Geister Duo

Schubert
Februari Festival
Fri 25 Feb / 16:00
Fri 25 Feb ’22
16:00

Schubert is the uncrowned king of four-handed piano. The Geister Duo, consisting of David Salmon and Manuel Vieillard, present a magnificent selection of famous and lesser-known gems from his oeuvre. 

Programme

Franz Schubert Sonata in B flat major, D617 
Franz Schubert Allegro & Andante, D968 
Franz Schubert Variations on a theme from Hérold's opera ‘Marie’, D908
Franz Schubert Deutscher & Ländler, D618 
Franz Schubert Fantasie in F minor, D940

Musicians

Geister Duo David Salmon & Manuel Vieillard piano duo - four hands

Among them are the sonata that Schubert wrote in the summer of 1818, which he spent in Zselis, Count Johann Karl Esterházy’s summer residence in modern-day Slovakia, but still part of Hungary at the time. Schubert taught the piano to the count’s two young daughters, and may well have written the sonata for them. While the opening is a clear homage to Mozart, Schubert’s own voice soon emerges in the main body of the sonata.

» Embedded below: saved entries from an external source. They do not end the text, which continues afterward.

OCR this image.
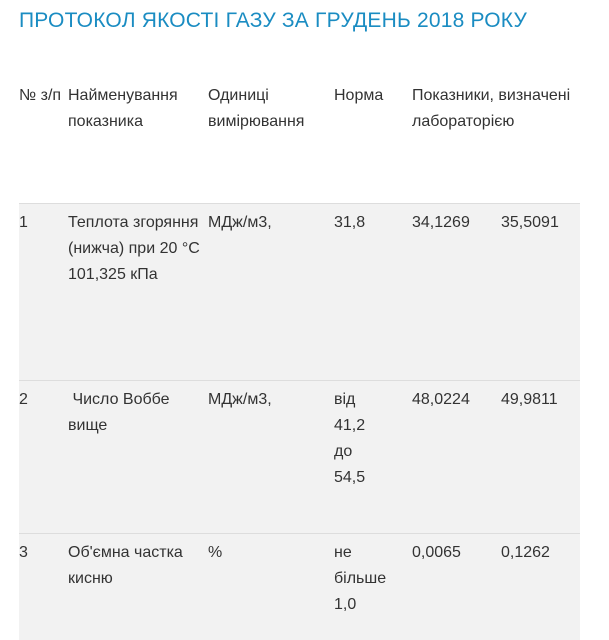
ПРОТОКОЛ ЯКОСТІ ГАЗУ ЗА ГРУДЕНЬ 2018 РОКУ
№ з/п	Найменування показника	Одиниці вимірювання	Норма	Показники, визначені лабораторією	
1	Теплота згоряння (нижча) при 20 °С 101,325 кПа	МДж/м3,	31,8	34,1269	35,5091
2	Число Воббе вище	МДж/м3,	від 41,2 до 54,5	48,0224	49,9811
3	Об'ємна частка кисню	%	не більше 1,0	0,0065	0,1262
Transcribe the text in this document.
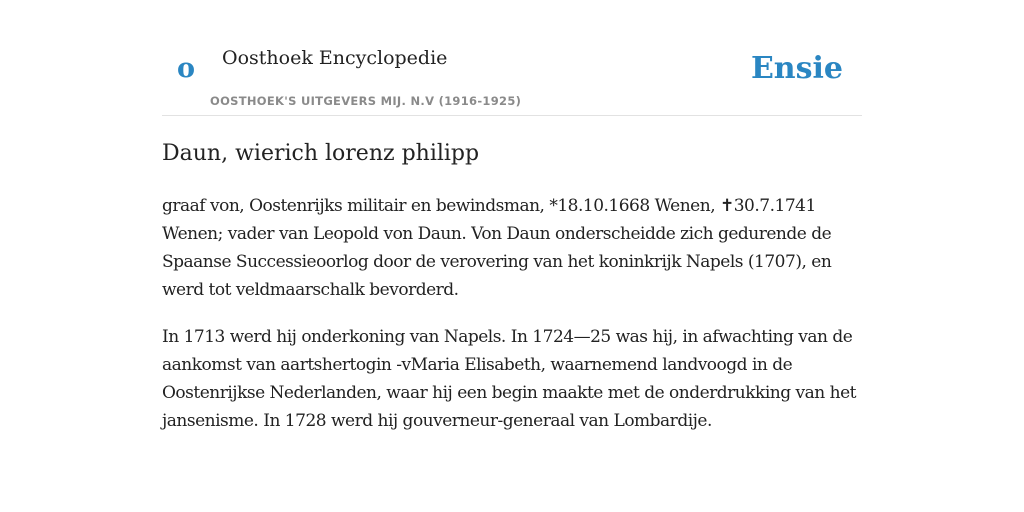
o Oosthoek Encyclopedie
OOSTHOEK'S UITGEVERS MIJ. N.V (1916-1925)
Ensie
Daun, wierich lorenz philipp

graaf von, Oostenrijks militair en bewindsman, *18.10.1668 Wenen, ✝30.7.1741 Wenen; vader van Leopold von Daun. Von Daun onderscheidde zich gedurende de Spaanse Successieoorlog door de verovering van het koninkrijk Napels (1707), en werd tot veldmaarschalk bevorderd.

In 1713 werd hij onderkoning van Napels. In 1724—25 was hij, in afwachting van de aankomst van aartshertogin -vMaria Elisabeth, waarnemend landvoogd in de Oostenrijkse Nederlanden, waar hij een begin maakte met de onderdrukking van het jansenisme. In 1728 werd hij gouverneur-generaal van Lombardije.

Almost ten years later, Schubert wrote eight variations on a theme from the opera Marie, a work by the thoroughly forgotten French composer Ferdinand Hérold. By this time he had left Mozart’s idiom far behind.

Obviously, an anthology such as this is not complete without the grand Fantasia in F minor, which expert Christopher Gibbs has described as Schubert’s best and most original composition for four-handed piano, and is one of the many wonders conceived by Schubert in the last year of his life.